Water. Fingers. Wind. Altitude.
Noise.  (You are a part of it now.)
Song list. Parking meter.
Feet. Fingers.

When you find your spot, the key is to act like you know exactly what you’re doing, especially if there are people around or if you are in front of a prestigious bookstore that might kick you away for loitering. Look tough, act tough while you are setting up. It is best to have something at knee or hip height to put your water bottle on.

Tune only if you are stalling. You arrive and there is no pretense, no one to introduce you. It is just you and the first chord of Wilder Than Her.

Know your songs. Know them really, really well because there will be many distractions. People. People talking. People talking on cell phones. The very people you are playing to. Firefighters right up in your face asking if that Colin Meloy song is by Joan Baez.
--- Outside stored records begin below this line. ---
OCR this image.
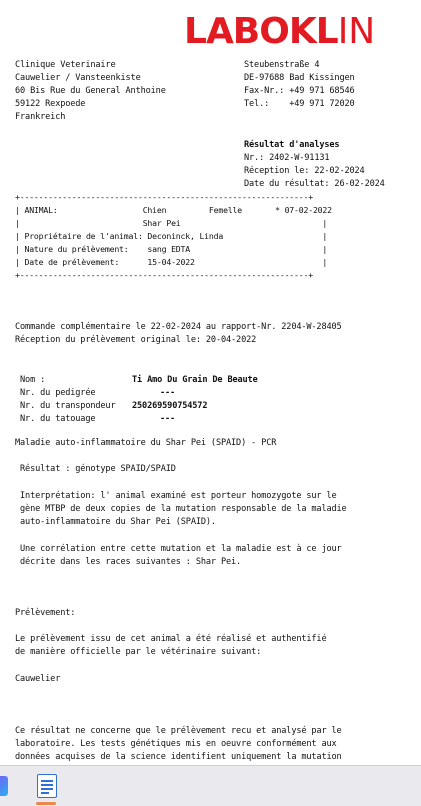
LABOKLIN
Clinique Veterinaire
Cauwelier / Vansteenkiste
60 Bis Rue du General Anthoine
59122 Rexpoede
Frankreich
Steubenstraße 4
DE-97688 Bad Kissingen
Fax-Nr.: +49 971 68546
Tel.:    +49 971 72020
Résultat d'analyses
Nr.: 2402-W-91131
Réception le: 22-02-2024
Date du résultat: 26-02-2024
+-------------------------------------------------------------+
| ANIMAL:                  Chien         Femelle       * 07-02-2022
|                          Shar Pei                              |
| Propriétaire de l'animal: Deconinck, Linda                     |
| Nature du prélèvement:    sang EDTA                            |
| Date de prélèvement:      15-04-2022                           |
+-------------------------------------------------------------+
Commande complémentaire le 22-02-2024 au rapport-Nr. 2204-W-28405
Réception du prélèvement original le: 20-04-2022
Nom :
Nr. du pedigrée
Nr. du transpondeur
Nr. du tatouage
Ti Amo Du Grain De Beaute
---
250269590754572
---
Maladie auto-inflammatoire du Shar Pei (SPAID) - PCR
Résultat : génotype SPAID/SPAID
Interprétation: l' animal examiné est porteur homozygote sur le
gène MTBP de deux copies de la mutation responsable de la maladie
auto-inflammatoire du Shar Pei (SPAID).
Une corrélation entre cette mutation et la maladie est à ce jour
décrite dans les races suivantes : Shar Pei.
Prélèvement:
Le prélèvement issu de cet animal a été réalisé et authentifié
de manière officielle par le vétérinaire suivant:
Cauwelier
Ce résultat ne concerne que le prélèvement recu et analysé par le
laboratoire. Les tests génétiques mis en oeuvre conformément aux
données acquises de la science identifient uniquement la mutation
Some songs work better than others. Do not play a musical interlude ever. Sing the chorus again. Do not sing a story song unless it’s a well-known favorite. Songs with preachy imperative chorus taglines work best as someone is walking by. And do not underestimate the rare person walking by without earbuds. That person can hear you, so sing out.

Save some for the end, though. Don’t spend it all on Born on a Train because there are nine songs left and you are in the Mile-High City now and the elevation is getting to you.

The people who pause or stop on the adjacent bench or smile sometimes mean more than the people who give money.

Some do give money. You are sorry you did not interrupt the line about the hurricane to say thank you. You are sorry, and thrilled, that it’s lunchtime and the foot traffic is almost a constant flow. You are sorry that after 50 minutes your fingers will give out, that is if you don’t run out of water first, that is if your feet in their unsupportive-but-must-wear cowboy boots do not give out first.

You are in the shade. That’s good, because across the street people walk in the unrelenting sun in shorts and flip-flops—their gazes either a permanent squint, or devilishly cool behind sunglasses.

A troupe of school kids files by. They think you are a freak of nature, but in a good way, and their leader/teacher/docent person wishes they were paying attention to the Colorado history lesson at this corner. 

But one of those kids is still watching as you pack up your guitar. And you feel like the coolest person on earth.